In [1]:
pip install tensorflow torch pyro-ppl



In [2]:
import pandas as pd
import numpy as np
import matplotlib.pyplot as plt
import seaborn as sns
import tensorflow as tf
import torch
import pyro
import pyro.distributions as dist
from pyro.infer import SVI, Trace_ELBO
from pyro.optim import Adam
import pyro.distributions as dist
from sklearn.model_selection import train_test_split
from sklearn.preprocessing import StandardScaler, LabelEncoder,OneHotEncoder
from sklearn.metrics import mean_squared_error, r2_score
from sklearn.compose import ColumnTransformer

In [3]:
from google.colab import drive
drive.mount('/content/drive')

Drive already mounted at /content/drive; to attempt to forcibly remount, call drive.mount("/content/drive", force_remount=True).


In [4]:
train_data = pd.read_csv('/content/drive/MyDrive/Colab Notebooks/Data/train.csv')

In [5]:
train_data.head()

Unnamed: 0,id,Podcast_Name,Episode_Title,Episode_Length_minutes,Genre,Host_Popularity_percentage,Publication_Day,Publication_Time,Guest_Popularity_percentage,Number_of_Ads,Episode_Sentiment,Listening_Time_minutes
0,0,Mystery Matters,Episode 98,,True Crime,74.81,Thursday,Night,,0.0,Positive,31.41998
1,1,Joke Junction,Episode 26,119.8,Comedy,66.95,Saturday,Afternoon,75.95,2.0,Negative,88.01241
2,2,Study Sessions,Episode 16,73.9,Education,69.97,Tuesday,Evening,8.97,0.0,Negative,44.92531
3,3,Digital Digest,Episode 45,67.17,Technology,57.22,Monday,Morning,78.7,2.0,Positive,46.27824
4,4,Mind & Body,Episode 86,110.51,Health,80.07,Monday,Afternoon,58.68,3.0,Neutral,75.61031


In [6]:
# Replace null values with Median
train_data['Episode_Length_minutes'].fillna(train_data['Episode_Length_minutes'].median(), inplace=True)
train_data['Guest_Popularity_percentage'].fillna(train_data['Guest_Popularity_percentage'].median(), inplace=True)

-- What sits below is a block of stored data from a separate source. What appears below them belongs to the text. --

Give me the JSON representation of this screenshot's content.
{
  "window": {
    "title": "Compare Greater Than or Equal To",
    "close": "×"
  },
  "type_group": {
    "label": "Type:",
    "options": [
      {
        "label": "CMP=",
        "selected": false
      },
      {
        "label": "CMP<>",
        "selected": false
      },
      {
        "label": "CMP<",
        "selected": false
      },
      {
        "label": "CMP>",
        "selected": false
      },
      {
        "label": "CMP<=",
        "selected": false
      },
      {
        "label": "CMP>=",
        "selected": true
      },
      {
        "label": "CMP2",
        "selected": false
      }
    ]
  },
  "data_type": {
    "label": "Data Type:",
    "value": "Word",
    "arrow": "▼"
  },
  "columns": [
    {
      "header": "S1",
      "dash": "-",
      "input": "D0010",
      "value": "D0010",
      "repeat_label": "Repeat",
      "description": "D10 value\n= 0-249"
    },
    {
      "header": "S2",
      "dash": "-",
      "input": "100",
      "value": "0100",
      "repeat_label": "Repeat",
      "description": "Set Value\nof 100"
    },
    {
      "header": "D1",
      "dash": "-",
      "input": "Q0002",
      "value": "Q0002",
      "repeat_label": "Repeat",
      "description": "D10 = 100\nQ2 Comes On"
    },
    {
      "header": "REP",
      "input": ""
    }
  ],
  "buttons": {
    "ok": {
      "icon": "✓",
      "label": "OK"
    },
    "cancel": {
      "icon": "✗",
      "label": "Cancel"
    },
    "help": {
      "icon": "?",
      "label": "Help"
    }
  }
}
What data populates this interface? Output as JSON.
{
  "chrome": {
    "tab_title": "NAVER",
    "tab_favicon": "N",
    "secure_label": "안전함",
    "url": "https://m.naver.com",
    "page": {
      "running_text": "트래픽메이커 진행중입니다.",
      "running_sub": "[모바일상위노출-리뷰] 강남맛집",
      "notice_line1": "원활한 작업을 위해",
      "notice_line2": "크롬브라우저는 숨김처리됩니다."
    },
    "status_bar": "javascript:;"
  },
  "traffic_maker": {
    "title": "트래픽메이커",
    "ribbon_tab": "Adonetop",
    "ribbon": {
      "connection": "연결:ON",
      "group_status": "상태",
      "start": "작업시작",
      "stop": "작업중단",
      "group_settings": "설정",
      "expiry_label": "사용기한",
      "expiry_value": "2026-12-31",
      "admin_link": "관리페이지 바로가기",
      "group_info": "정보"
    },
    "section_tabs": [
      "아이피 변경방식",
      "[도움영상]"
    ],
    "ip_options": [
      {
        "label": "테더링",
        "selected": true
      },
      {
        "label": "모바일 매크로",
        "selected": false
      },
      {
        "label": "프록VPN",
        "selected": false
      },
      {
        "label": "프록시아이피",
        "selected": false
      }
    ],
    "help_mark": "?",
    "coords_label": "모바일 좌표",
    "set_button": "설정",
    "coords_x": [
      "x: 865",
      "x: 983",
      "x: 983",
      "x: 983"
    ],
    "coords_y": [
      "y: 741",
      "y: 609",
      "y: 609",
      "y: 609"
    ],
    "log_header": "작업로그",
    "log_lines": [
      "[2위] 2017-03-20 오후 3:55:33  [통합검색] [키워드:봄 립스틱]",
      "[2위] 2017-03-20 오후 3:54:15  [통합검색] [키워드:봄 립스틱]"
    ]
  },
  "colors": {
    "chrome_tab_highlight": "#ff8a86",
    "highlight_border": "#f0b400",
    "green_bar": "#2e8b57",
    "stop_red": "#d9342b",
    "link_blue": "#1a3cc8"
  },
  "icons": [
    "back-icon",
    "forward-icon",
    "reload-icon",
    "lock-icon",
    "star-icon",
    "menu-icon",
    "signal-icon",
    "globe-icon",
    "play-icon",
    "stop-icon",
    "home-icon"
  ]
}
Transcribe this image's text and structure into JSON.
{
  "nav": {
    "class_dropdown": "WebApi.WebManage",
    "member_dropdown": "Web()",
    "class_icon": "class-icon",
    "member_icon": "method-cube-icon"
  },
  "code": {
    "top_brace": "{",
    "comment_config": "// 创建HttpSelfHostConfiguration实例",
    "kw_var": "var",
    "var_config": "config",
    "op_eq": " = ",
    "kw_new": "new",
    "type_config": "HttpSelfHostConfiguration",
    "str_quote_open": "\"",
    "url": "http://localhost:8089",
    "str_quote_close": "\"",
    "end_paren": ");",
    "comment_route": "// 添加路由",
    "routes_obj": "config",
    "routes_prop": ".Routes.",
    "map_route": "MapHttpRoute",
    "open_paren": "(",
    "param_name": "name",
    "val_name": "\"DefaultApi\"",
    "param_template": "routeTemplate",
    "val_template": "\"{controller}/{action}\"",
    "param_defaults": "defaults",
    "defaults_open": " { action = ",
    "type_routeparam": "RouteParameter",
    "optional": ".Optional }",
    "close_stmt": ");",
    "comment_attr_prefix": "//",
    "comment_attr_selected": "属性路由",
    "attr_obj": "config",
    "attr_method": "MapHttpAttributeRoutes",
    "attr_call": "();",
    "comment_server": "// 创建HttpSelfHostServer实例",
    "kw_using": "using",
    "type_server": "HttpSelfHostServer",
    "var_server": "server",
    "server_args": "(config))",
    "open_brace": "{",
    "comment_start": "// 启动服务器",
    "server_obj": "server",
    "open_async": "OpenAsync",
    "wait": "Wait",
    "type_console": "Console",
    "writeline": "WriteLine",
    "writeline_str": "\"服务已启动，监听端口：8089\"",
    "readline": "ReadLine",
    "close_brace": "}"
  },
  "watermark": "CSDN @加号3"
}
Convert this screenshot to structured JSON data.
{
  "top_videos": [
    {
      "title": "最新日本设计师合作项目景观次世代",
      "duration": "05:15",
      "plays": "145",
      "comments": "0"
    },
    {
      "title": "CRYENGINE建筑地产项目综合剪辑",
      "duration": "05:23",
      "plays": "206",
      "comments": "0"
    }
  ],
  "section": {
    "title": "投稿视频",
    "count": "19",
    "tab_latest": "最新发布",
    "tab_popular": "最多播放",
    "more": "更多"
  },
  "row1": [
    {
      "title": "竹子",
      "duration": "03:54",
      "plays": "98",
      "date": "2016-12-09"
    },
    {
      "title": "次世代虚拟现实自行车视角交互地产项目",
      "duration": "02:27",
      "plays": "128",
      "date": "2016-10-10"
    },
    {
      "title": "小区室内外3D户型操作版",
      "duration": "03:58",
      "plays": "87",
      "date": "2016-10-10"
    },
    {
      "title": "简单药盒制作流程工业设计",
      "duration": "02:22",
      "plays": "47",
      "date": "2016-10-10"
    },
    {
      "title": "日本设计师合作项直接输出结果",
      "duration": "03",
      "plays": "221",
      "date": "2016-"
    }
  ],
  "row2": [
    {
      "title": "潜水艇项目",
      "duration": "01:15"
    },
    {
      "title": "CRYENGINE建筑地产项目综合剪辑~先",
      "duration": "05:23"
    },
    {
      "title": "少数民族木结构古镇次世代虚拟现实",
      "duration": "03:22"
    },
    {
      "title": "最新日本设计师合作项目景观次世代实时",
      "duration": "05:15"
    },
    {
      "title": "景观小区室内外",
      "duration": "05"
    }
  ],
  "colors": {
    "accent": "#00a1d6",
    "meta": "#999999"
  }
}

The behavior will change in pandas 3.0. This inplace method will never work because the intermediate object on which we are setting values always behaves as a copy.

For example, when doing 'df[col].method(value, inplace=True)', try using 'df.method({col: value}, inplace=True)' or df[col] = df[col].method(value) instead, to perform the operation inplace on the original object.


  train_data['Episode_Length_minutes'].fillna(train_data['Episode_Length_minutes'].median(), inplace=True)
The behavior will change in pandas 3.0. This inplace method will never work because the intermediate object on which we are setting values always behaves as a copy.

For example, when doing 'df[col].method(value, inplace=True)', try using 'df.method({col: value}, inplace=True)' or df[col] = df[col].method(value) instead, to perform the operation inplace on the original object.


  train_data['Guest_Popularity_percentage'].fillna(train_data['Guest_Popularity_percentage'].median(), inplace=True)


In [7]:
# remove id column
train_data = train_data.drop('id', axis=1)
train_data = train_data.drop('Podcast_Name', axis=1)

In [8]:
# Remove the word 'Episode' from the Episode_Title column
train_data['Episode_Title'] = train_data['Episode_Title'].str.replace('Episode', '', regex=False)
# Change the Episode_Title name to Episode number
train_data.rename(columns={'Episode_Title': 'Episode_Number'}, inplace=True)
train_data['Episode_Number'] = train_data['Episode_Number'].astype('float64')

In [9]:
# Split features and target
X = train_data.drop(columns=['Listening_Time_minutes'])
y = train_data['Listening_Time_minutes']

# Train-test split
X_train, X_test, y_train, y_test = train_test_split(
    X, y, test_size=0.2, random_state=42
)

# Identify column types
numerical_cols = ['Episode_Number', 'Episode_Length_minutes',
                  'Host_Popularity_percentage', 'Guest_Popularity_percentage',
                  'Number_of_Ads']
numerical_cols = [col for col in numerical_cols if col in X.columns]
categorical_cols = [col for col in X.columns if col not in numerical_cols]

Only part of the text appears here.